To finish the neckline, first we need to make bias tape. Bias just means that you are not cutting along the threads of the woven piece, but sort of diagonally to those threads. “True Bias” means that it is cut perfectly at 45% to the threads… and gives you a hint that in a pinch, you can cheat a bit and cut not-so-true-bias. Piecing bias tape is also totally acceptable, especially with contrast fabric. Ok, back to making bias tape.
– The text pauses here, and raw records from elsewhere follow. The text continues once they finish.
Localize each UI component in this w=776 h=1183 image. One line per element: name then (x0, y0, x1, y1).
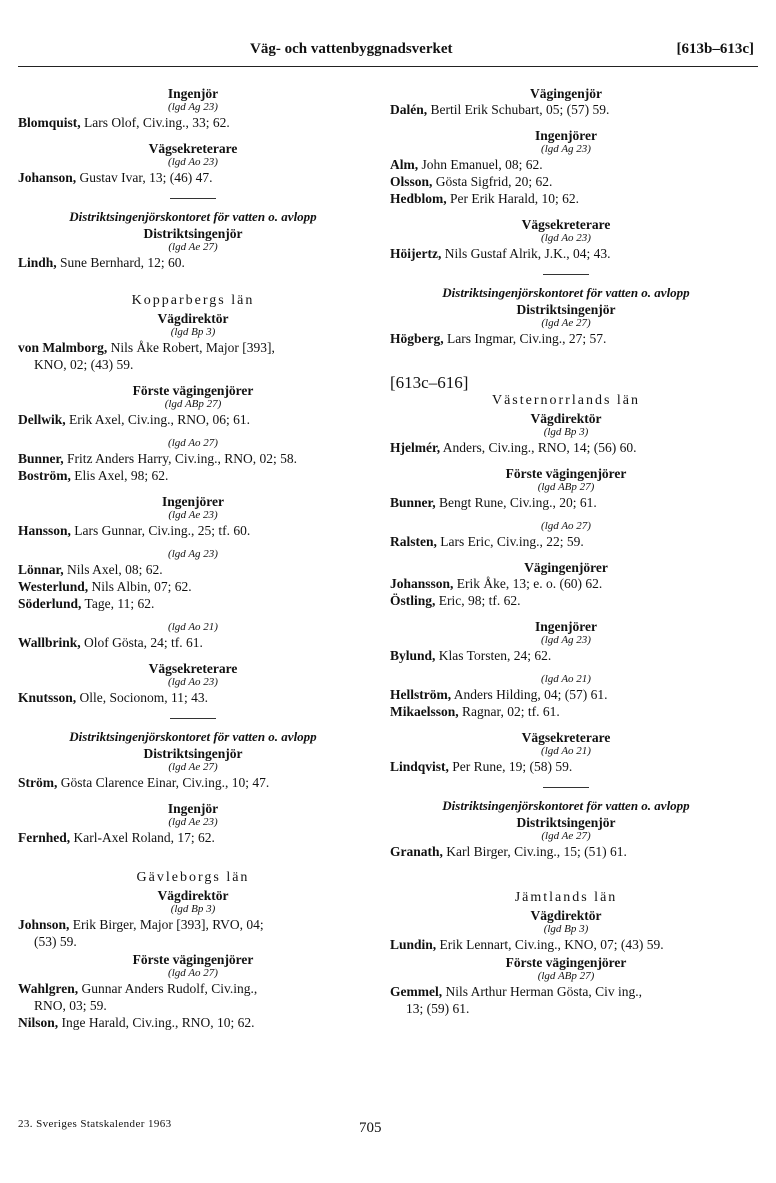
salary-grade: (lgd Ag 23) (168, 101, 218, 113)
person-surname: Söderlund, (18, 596, 82, 611)
salary-grade: (lgd Ae 27) (168, 241, 218, 253)
county-heading: Kopparbergs län (131, 293, 255, 308)
divider (170, 198, 216, 199)
position-title: Vägdirektör (157, 311, 229, 326)
office-block (18, 494, 368, 539)
county-heading: Västernorrlands län (491, 393, 641, 408)
position-title: Vägdirektör (530, 908, 602, 923)
position-title: Distriktsingenjör (143, 226, 243, 241)
person-details: Fritz Anders Harry, Civ.ing., RNO, 02; 58. (63, 451, 298, 466)
office-block (18, 383, 368, 428)
person-entry (390, 575, 742, 592)
salary-grade: (lgd Ae 27) (168, 761, 218, 773)
district-office-title: Distriktsingenjörskontoret för vatten o. avlopp (69, 729, 317, 744)
person-entry (390, 330, 742, 347)
position-heading (390, 560, 742, 575)
person-details: Lars Olof, Civ.ing., 33; 62. (80, 115, 230, 130)
person-details: Tage, 11; 62. (81, 596, 155, 611)
salary-grade: (lgd ABp 27) (537, 481, 595, 493)
office-block (390, 466, 742, 511)
divider (543, 787, 589, 788)
person-details: Nils Gustaf Alrik, J.K., 04; 43. (441, 246, 611, 261)
person-entry (18, 774, 368, 791)
person-details: Gunnar Anders Rudolf, Civ.ing., (78, 981, 258, 996)
person-surname: Olsson, (390, 174, 433, 189)
person-surname: Ralsten, (390, 534, 437, 549)
person-surname: Johnson, (18, 917, 70, 932)
person-surname: Bunner, (390, 495, 436, 510)
person-details: Anders Hilding, 04; (57) 61. (451, 687, 608, 702)
person-entry (390, 703, 742, 720)
district-block (18, 729, 368, 791)
person-surname: Boström, (18, 468, 71, 483)
person-surname: Lindh, (18, 255, 57, 270)
person-entry (390, 245, 742, 262)
office-block (390, 128, 742, 207)
person-details: Anders, Civ.ing., RNO, 14; (56) 60. (440, 440, 637, 455)
position-title: Förste vägingenjörer (132, 952, 254, 967)
person-details: Karl Birger, Civ.ing., 15; (51) 61. (442, 844, 627, 859)
position-heading (18, 141, 368, 169)
left-column (18, 76, 368, 1031)
county-heading: Jämtlands län (514, 890, 618, 905)
salary-grade: (lgd Ag 23) (541, 143, 591, 155)
person-surname: Gemmel, (390, 984, 443, 999)
person-entry (390, 190, 742, 207)
person-surname: Lindqvist, (390, 759, 449, 774)
person-entry (18, 980, 368, 1014)
position-title: Ingenjörer (535, 619, 597, 634)
position-heading (390, 730, 742, 758)
footer-source: 23. Sveriges Statskalender 1963 (18, 1118, 172, 1130)
person-surname: Granath, (390, 844, 443, 859)
person-surname: Blomquist, (18, 115, 81, 130)
person-details: Inge Harald, Civ.ing., RNO, 10; 62. (58, 1015, 255, 1030)
office-block (18, 661, 368, 706)
person-entry (18, 467, 368, 484)
position-heading (390, 815, 742, 843)
position-title: Distriktsingenjör (516, 815, 616, 830)
position-title: Ingenjör (167, 86, 219, 101)
person-details-continued: RNO, 03; 59. (34, 998, 107, 1013)
person-surname: Johanson, (18, 170, 77, 185)
position-title: Vägsekreterare (148, 141, 238, 156)
person-entry (18, 450, 368, 467)
position-title: Vägdirektör (157, 888, 229, 903)
person-entry (18, 339, 368, 373)
position-heading (18, 437, 368, 450)
person-surname: Hellström, (390, 687, 452, 702)
section-code-marker: [613c–616] (390, 373, 469, 392)
position-heading (390, 673, 742, 686)
person-details: Erik Lennart, Civ.ing., KNO, 07; (43) 59. (436, 937, 664, 952)
salary-grade: (lgd Ao 21) (168, 621, 218, 633)
person-details: Eric, 98; tf. 62. (435, 593, 521, 608)
person-surname: Lundin, (390, 937, 437, 952)
person-details: Ragnar, 02; tf. 61. (458, 704, 560, 719)
person-entry (18, 634, 368, 651)
person-surname: Westerlund, (18, 579, 89, 594)
district-office-title: Distriktsingenjörskontoret för vatten o. avlopp (442, 285, 690, 300)
person-entry (18, 1014, 368, 1031)
district-block (390, 798, 742, 860)
person-details: Per Rune, 19; (58) 59. (448, 759, 573, 774)
office-block (18, 437, 368, 484)
person-details: Erik Birger, Major [393], RVO, 04; (69, 917, 264, 932)
position-heading (18, 86, 368, 114)
person-surname: Hedblom, (390, 191, 447, 206)
position-title: Ingenjörer (162, 494, 224, 509)
person-details: Nils Axel, 08; 62. (63, 562, 163, 577)
person-details-continued: KNO, 02; (43) 59. (34, 357, 134, 372)
person-surname: Höijertz, (390, 246, 442, 261)
position-heading (390, 520, 742, 533)
page-title: Väg- och vattenbyggnadsverket (250, 41, 453, 57)
position-heading (18, 548, 368, 561)
office-block (390, 673, 742, 720)
person-surname: Dellwik, (18, 412, 66, 427)
position-heading (390, 128, 742, 156)
divider (170, 718, 216, 719)
person-surname: Hansson, (18, 523, 71, 538)
person-details: Karl-Axel Roland, 17; 62. (70, 830, 215, 845)
person-details: Bengt Rune, Civ.ing., 20; 61. (435, 495, 597, 510)
position-title: Ingenjör (167, 801, 219, 816)
person-entry (18, 595, 368, 612)
office-block (18, 801, 368, 846)
person-details: Gösta Sigfrid, 20; 62. (432, 174, 553, 189)
person-surname: Bylund, (390, 648, 436, 663)
person-details: Olle, Socionom, 11; 43. (76, 690, 209, 705)
header-divider (18, 66, 758, 67)
right-column (390, 76, 742, 1017)
position-heading (18, 226, 368, 254)
district-office-title: Distriktsingenjörskontoret för vatten o. avlopp (442, 798, 690, 813)
position-title: Distriktsingenjör (143, 746, 243, 761)
person-details: Sune Bernhard, 12; 60. (56, 255, 185, 270)
person-entry (18, 114, 368, 131)
person-entry (18, 829, 368, 846)
position-heading (18, 494, 368, 522)
position-heading (390, 217, 742, 245)
position-title: Distriktsingenjör (516, 302, 616, 317)
salary-grade: (lgd Ag 23) (168, 548, 218, 560)
person-surname: Nilson, (18, 1015, 59, 1030)
person-details-continued: (53) 59. (34, 934, 77, 949)
office-block (18, 86, 368, 131)
position-heading (18, 746, 368, 774)
person-entry (390, 101, 742, 118)
person-details: Nils Albin, 07; 62. (88, 579, 192, 594)
page-number: 705 (359, 1120, 382, 1136)
section-code: [613b–613c] (676, 41, 754, 57)
salary-grade: (lgd ABp 27) (537, 970, 595, 982)
office-block (390, 955, 742, 1017)
person-entry (390, 686, 742, 703)
person-details: Olof Gösta, 24; tf. 61. (80, 635, 203, 650)
person-entry (18, 916, 368, 950)
salary-grade: (lgd Bp 3) (543, 426, 589, 438)
person-entry (390, 843, 742, 860)
salary-grade: (lgd Ao 27) (168, 967, 218, 979)
person-entry (18, 522, 368, 539)
position-heading (390, 302, 742, 330)
office-block (18, 548, 368, 612)
salary-grade: (lgd Ao 27) (168, 437, 218, 449)
person-entry (390, 533, 742, 550)
person-entry (18, 254, 368, 271)
position-heading (390, 908, 742, 936)
person-surname: Ström, (18, 775, 58, 790)
person-details: Erik Åke, 13; e. o. (60) 62. (453, 576, 603, 591)
office-block (18, 888, 368, 950)
person-entry (390, 592, 742, 609)
position-heading (390, 86, 742, 101)
person-entry (18, 561, 368, 578)
person-details: Lars Ingmar, Civ.ing., 27; 57. (443, 331, 607, 346)
position-heading (18, 888, 368, 916)
person-surname: Bunner, (18, 451, 64, 466)
person-entry (18, 578, 368, 595)
district-block (18, 209, 368, 271)
salary-grade: (lgd Ao 27) (541, 520, 591, 532)
person-details: Lars Gunnar, Civ.ing., 25; tf. 60. (70, 523, 251, 538)
office-block (18, 952, 368, 1031)
salary-grade: (lgd Ao 21) (541, 745, 591, 757)
person-surname: Johansson, (390, 576, 454, 591)
position-title: Vägsekreterare (521, 217, 611, 232)
office-block (390, 411, 742, 456)
person-details: Gösta Clarence Einar, Civ.ing., 10; 47. (57, 775, 270, 790)
office-block (390, 619, 742, 664)
county-heading: Gävleborgs län (136, 870, 250, 885)
position-title: Förste vägingenjörer (505, 466, 627, 481)
office-block (390, 217, 742, 262)
position-heading (18, 311, 368, 339)
person-entry (18, 411, 368, 428)
salary-grade: (lgd Ae 27) (541, 317, 591, 329)
salary-grade: (lgd Ae 23) (168, 816, 218, 828)
person-details: John Emanuel, 08; 62. (418, 157, 543, 172)
person-surname: Fernhed, (18, 830, 71, 845)
person-surname: Mikaelsson, (390, 704, 459, 719)
person-surname: Dalén, (390, 102, 428, 117)
person-entry (390, 156, 742, 173)
person-surname: Hjelmér, (390, 440, 441, 455)
office-block (390, 560, 742, 609)
position-title: Ingenjörer (535, 128, 597, 143)
person-details: Nils Arthur Herman Gösta, Civ ing., (442, 984, 642, 999)
office-block (18, 141, 368, 186)
position-heading (18, 952, 368, 980)
position-title: Vägingenjör (530, 86, 602, 101)
position-title: Vägdirektör (530, 411, 602, 426)
divider (543, 274, 589, 275)
office-block (390, 908, 742, 953)
position-heading (390, 466, 742, 494)
position-title: Vägsekreterare (148, 661, 238, 676)
person-surname: Östling, (390, 593, 436, 608)
salary-grade: (lgd Bp 3) (170, 326, 216, 338)
salary-grade: (lgd Bp 3) (170, 903, 216, 915)
person-entry (390, 647, 742, 664)
position-heading (18, 801, 368, 829)
position-heading (18, 661, 368, 689)
person-surname: Högberg, (390, 331, 444, 346)
person-details: Bertil Erik Schubart, 05; (57) 59. (427, 102, 610, 117)
office-block (18, 621, 368, 651)
person-details: Elis Axel, 98; 62. (70, 468, 169, 483)
position-heading (390, 411, 742, 439)
person-entry (390, 494, 742, 511)
person-entry (390, 936, 742, 953)
salary-grade: (lgd Ao 23) (168, 676, 218, 688)
salary-grade: (lgd Ae 23) (168, 509, 218, 521)
person-details: Nils Åke Robert, Major [393], (107, 340, 275, 355)
person-details: Gustav Ivar, 13; (46) 47. (76, 170, 213, 185)
position-heading (18, 621, 368, 634)
position-heading (18, 383, 368, 411)
person-surname: Knutsson, (18, 690, 77, 705)
salary-grade: (lgd Ag 23) (541, 634, 591, 646)
person-details: Lars Eric, Civ.ing., 22; 59. (436, 534, 584, 549)
person-entry (390, 758, 742, 775)
person-entry (390, 439, 742, 456)
district-block (390, 285, 742, 347)
person-details: Erik Axel, Civ.ing., RNO, 06; 61. (65, 412, 251, 427)
person-entry (18, 169, 368, 186)
district-office-title: Distriktsingenjörskontoret för vatten o. avlopp (69, 209, 317, 224)
position-heading (390, 619, 742, 647)
salary-grade: (lgd Ao 23) (541, 232, 591, 244)
position-title: Förste vägingenjörer (132, 383, 254, 398)
salary-grade: (lgd Ao 23) (168, 156, 218, 168)
person-details: Per Erik Harald, 10; 62. (446, 191, 579, 206)
person-surname: Alm, (390, 157, 419, 172)
person-entry (390, 983, 742, 1017)
person-surname: von Malmborg, (18, 340, 108, 355)
position-title: Vägsekreterare (521, 730, 611, 745)
person-surname: Wallbrink, (18, 635, 81, 650)
position-title: Förste vägingenjörer (505, 955, 627, 970)
person-entry (390, 173, 742, 190)
position-title: Vägingenjörer (524, 560, 608, 575)
salary-grade: (lgd Ae 27) (541, 830, 591, 842)
office-block (18, 311, 368, 373)
salary-grade: (lgd ABp 27) (164, 398, 222, 410)
person-entry (18, 689, 368, 706)
salary-grade: (lgd Bp 3) (543, 923, 589, 935)
person-details-continued: 13; (59) 61. (406, 1001, 470, 1016)
person-surname: Wahlgren, (18, 981, 79, 996)
office-block (390, 520, 742, 550)
salary-grade: (lgd Ao 21) (541, 673, 591, 685)
office-block (390, 86, 742, 118)
position-heading (390, 955, 742, 983)
office-block (390, 730, 742, 775)
person-surname: Lönnar, (18, 562, 64, 577)
person-details: Klas Torsten, 24; 62. (435, 648, 552, 663)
Measure the total circumference of your neckline… this is the minimal length of bias tape you will need. Cut a right triangle off your fabric. This allows you to make cuts “on the bias”. Our bias tape needs to be 1 3/8" wide and about 30" long. Fold in half and iron, then fold the edges in on itself to the middle, fold in half and press again. Feel free to gently stretch the bias tape as you iron. There will be 4 layers of fabric from this process, 3 folds.
Starting at the center back and leaving about 3 inches of bias tape “upstream” of your starting stitches, begin to attach the inside first fold of the bias tape to the inside of the shirt. Match the seam allowance of the bias tape to the seam allowance of the shirt… Just match up the edges of the bias tape and shirt and use that fold as a guide for sewing. Sew all the way around the neckline taking extra care on the shoulder seams. When you come back around close to the center back where you started, fold that extra beginning 3 inches perpendicular and out of the way and stitch as close as you can to those first stitches. Cut your thread, pull your shirt out and fold along that center back. Stitch the bias binding together as close as you can to the back of the shirt without sewing through the back of the shirt. Trim that seam, iron the seam open and stitch it down overlapping stitches from previous bias attachment (below).
Now we are going to flip that bias tape to the right side and stitch through the very edge of that first fold. This is a very important visual seam, so if you take time on any seam, this is the one. Remember to go slow over those shoulder seams so the bulk of the french seams don’t toss you all over the place.
I’m super excited to make like 20 more!